DeMarco Murray, RB, Tennessee Titans - Cleveland has the 22nd run defense in the NFL, per Football Outsiders' DVOA and ranks 30th in time of possession per drive. Opposing teams get a ton of opportunities to run at them once they gain a lead and Cleveland fails to post a challenge. DeMarco Murray's 23.4 touches per game rank third behind only Le'Veon Bell and Ezekiel Elliott. This is another prime spot for the veteran back.

Players to fade

Chiefs running backs - I hate to be the "let's see it first" guy, as it's often lazy analysis. Yet, if anyone thinks they know how this backfield split will go, that's strong guesswork by you. It's a prime matchup and both Spencer Ware and Jamaal Charles' values are depressed, but avoid that siren song. This situation is a clear fade until we actually have a clue as to how they split the workload.

The near 100 percent exposure player

Christine Michael, RB, Seattle Seahawks - Christine Michael is a workhorse. He's handled a whopping 45 touches over the last two games while Thomas Rawls sat out. The Falcons are an ideal matchup for opposing running backs, as not only do they allow 4.24 yards per carry, but they're tied for second in the NFL in receptions allowed to running backs. The Seahawks are a heavy home favorite in what could be a messy weather game.
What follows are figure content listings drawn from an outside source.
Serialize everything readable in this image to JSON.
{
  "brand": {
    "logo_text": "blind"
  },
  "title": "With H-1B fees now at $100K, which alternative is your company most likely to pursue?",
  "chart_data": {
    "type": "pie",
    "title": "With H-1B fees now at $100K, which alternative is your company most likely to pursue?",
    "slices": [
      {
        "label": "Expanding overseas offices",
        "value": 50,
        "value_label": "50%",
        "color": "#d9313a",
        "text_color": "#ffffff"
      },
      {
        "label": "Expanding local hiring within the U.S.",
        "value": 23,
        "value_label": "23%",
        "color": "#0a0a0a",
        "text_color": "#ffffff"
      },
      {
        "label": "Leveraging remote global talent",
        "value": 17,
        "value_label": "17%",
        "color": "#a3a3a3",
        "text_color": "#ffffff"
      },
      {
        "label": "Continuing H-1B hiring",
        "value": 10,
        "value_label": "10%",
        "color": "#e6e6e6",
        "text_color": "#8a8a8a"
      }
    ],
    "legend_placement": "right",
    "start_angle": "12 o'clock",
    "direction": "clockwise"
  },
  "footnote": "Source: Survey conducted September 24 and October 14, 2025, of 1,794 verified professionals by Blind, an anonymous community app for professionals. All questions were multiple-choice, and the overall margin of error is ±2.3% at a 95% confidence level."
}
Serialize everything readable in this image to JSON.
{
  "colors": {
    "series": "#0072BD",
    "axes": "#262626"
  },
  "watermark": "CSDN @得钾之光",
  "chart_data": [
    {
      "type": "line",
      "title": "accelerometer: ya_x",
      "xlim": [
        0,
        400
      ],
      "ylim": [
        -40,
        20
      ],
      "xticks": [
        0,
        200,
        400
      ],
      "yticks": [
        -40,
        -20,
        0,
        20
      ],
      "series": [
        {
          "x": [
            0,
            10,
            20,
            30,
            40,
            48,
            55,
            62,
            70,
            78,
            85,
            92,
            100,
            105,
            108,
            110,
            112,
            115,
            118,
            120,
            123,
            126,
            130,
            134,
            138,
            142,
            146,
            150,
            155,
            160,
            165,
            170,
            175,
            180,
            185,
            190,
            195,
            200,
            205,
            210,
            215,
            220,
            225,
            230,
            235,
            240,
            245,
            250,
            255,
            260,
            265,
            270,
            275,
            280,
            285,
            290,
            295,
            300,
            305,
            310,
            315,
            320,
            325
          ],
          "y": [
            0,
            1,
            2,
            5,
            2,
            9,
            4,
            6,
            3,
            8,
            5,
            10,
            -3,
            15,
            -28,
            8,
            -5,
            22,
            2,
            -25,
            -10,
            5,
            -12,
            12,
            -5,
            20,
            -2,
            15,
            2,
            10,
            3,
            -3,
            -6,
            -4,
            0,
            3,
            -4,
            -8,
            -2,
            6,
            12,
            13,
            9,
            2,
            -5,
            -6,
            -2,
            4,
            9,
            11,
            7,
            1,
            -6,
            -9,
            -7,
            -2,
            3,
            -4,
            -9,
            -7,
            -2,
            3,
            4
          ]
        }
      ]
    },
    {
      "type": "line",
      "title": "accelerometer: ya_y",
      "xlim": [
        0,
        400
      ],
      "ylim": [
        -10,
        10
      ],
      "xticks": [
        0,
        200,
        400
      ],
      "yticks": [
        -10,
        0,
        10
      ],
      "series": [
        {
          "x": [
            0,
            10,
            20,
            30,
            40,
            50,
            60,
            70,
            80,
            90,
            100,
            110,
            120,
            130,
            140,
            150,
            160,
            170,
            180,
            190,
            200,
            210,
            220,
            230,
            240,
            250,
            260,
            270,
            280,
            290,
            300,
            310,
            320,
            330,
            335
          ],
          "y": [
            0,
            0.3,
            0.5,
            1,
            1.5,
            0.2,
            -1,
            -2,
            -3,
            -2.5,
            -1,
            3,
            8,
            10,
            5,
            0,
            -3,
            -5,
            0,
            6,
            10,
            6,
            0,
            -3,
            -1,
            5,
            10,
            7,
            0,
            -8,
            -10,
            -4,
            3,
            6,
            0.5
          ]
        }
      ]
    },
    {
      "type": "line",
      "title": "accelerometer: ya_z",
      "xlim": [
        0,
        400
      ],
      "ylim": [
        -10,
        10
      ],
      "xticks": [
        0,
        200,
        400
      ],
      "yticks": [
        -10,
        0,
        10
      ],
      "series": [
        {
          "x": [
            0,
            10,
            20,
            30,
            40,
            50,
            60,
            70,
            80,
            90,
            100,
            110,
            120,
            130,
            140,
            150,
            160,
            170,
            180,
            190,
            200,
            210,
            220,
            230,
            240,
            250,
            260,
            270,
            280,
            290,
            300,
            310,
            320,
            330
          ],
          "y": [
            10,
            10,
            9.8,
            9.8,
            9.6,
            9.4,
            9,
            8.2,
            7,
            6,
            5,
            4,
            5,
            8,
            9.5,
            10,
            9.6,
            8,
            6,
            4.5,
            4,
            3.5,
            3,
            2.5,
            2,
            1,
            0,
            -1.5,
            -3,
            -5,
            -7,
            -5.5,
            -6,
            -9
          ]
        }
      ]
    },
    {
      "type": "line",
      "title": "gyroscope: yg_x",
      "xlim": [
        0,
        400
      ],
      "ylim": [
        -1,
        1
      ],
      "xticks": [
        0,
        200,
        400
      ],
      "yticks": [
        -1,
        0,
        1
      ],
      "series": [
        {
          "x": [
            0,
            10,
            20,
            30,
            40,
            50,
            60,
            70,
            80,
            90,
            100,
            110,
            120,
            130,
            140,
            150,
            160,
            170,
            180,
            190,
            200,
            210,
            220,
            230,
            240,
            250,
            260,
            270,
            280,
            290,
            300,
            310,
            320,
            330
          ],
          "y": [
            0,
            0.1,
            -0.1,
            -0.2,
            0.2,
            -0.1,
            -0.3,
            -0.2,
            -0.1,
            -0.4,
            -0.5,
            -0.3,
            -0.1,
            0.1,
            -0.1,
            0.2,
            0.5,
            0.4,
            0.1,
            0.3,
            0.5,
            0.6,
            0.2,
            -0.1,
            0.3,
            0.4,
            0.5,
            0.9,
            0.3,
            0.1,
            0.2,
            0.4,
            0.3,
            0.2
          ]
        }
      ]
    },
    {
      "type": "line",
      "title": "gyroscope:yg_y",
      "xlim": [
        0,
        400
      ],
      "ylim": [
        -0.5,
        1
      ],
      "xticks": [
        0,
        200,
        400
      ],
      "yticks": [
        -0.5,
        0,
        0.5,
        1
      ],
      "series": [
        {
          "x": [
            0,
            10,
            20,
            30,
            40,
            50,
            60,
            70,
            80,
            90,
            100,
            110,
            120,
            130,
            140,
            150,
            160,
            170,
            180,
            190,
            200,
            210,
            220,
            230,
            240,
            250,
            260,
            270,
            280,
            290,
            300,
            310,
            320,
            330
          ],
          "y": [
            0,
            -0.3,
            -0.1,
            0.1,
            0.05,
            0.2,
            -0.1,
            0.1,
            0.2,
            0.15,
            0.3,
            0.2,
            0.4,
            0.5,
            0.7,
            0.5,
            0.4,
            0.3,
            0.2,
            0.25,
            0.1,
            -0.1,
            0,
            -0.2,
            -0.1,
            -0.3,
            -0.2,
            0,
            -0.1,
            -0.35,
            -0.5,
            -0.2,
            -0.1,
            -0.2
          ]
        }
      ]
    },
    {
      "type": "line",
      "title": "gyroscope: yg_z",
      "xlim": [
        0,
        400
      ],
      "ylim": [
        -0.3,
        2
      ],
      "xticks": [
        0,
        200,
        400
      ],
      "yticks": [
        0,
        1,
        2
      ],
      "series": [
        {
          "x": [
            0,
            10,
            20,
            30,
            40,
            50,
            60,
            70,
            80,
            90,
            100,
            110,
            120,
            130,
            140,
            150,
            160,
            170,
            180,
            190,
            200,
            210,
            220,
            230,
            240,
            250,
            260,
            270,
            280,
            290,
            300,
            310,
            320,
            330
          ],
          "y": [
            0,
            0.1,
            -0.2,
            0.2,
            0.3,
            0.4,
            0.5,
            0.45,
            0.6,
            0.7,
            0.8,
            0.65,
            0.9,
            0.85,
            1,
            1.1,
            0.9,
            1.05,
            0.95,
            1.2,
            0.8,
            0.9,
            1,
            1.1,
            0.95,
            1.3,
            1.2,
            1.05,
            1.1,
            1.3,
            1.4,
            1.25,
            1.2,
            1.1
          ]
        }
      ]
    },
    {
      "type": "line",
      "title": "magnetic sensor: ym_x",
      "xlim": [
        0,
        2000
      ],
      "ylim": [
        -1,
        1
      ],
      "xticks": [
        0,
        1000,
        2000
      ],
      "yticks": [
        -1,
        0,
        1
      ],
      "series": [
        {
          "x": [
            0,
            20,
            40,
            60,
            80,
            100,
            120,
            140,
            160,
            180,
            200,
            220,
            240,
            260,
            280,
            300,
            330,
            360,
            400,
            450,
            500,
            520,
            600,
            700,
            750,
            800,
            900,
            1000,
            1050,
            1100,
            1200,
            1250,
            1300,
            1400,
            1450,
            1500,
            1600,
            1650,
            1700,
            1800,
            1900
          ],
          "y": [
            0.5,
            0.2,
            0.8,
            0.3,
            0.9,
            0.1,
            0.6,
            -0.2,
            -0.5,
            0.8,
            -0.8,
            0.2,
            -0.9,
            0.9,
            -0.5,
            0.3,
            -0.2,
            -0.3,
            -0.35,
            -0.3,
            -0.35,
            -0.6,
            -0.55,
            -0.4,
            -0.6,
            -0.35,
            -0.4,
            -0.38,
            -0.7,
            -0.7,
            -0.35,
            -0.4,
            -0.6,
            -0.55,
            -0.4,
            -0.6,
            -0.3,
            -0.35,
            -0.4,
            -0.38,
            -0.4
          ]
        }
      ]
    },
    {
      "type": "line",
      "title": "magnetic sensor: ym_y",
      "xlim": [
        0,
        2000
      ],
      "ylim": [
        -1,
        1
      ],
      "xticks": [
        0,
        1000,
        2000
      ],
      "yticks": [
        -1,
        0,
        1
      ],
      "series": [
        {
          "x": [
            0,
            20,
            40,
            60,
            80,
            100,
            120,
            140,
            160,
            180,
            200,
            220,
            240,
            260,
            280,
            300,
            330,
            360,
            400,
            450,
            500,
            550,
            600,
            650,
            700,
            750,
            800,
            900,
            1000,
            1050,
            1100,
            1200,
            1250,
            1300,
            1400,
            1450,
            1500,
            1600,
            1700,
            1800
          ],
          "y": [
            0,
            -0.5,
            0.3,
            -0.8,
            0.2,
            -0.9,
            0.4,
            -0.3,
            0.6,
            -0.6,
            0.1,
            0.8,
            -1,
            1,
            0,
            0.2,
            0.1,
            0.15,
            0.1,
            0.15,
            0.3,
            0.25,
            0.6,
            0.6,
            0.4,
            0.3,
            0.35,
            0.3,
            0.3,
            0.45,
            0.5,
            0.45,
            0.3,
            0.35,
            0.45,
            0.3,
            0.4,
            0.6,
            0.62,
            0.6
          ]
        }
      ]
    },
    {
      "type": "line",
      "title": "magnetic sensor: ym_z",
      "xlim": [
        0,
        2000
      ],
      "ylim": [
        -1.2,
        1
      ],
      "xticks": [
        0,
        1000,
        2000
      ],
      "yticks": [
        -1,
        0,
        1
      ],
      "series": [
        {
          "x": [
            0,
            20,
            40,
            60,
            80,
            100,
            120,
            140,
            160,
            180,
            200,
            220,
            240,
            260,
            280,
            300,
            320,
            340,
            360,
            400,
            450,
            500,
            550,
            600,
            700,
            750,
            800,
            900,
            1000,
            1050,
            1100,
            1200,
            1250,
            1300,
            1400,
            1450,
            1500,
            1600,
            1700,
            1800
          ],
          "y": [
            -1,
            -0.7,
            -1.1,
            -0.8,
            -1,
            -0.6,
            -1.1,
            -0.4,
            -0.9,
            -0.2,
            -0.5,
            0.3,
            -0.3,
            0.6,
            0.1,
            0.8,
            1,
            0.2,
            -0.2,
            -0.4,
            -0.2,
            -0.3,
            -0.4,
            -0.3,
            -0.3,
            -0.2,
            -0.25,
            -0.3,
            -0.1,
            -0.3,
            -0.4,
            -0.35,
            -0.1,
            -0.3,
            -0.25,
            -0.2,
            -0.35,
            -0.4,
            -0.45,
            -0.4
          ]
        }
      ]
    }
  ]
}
That all points back to a top-five running back finish for Michael, who has strangely gone under-discussed this week.

Cheat code of the week

Kamar Aiken, WR, Baltimore Ravens - In one of the worst calls of the fantasy season, I believed Kamar Aiken would sustain the momentum he had last season and be the Ravens leading receiver. That was epically wrong, as Aiken has just six catches for a lowly 28 yards this year. However, with Steve Smith doubtful and Mike Wallace questionable, this could be Aiken's chance to once again get back into the rotation. We know Aiken has ability as he performed admirably as the Ravens top wideout in relief duties last year posting over 900 yards on 127 targets. Aiken plays 62 percent of his snaps in the slot this year and the Giants allowed well over 300 receiving yards out of the slot the last three weeks and helped Randall Cobb get back on track in Week 5 with his first 100-yard game since November 2015.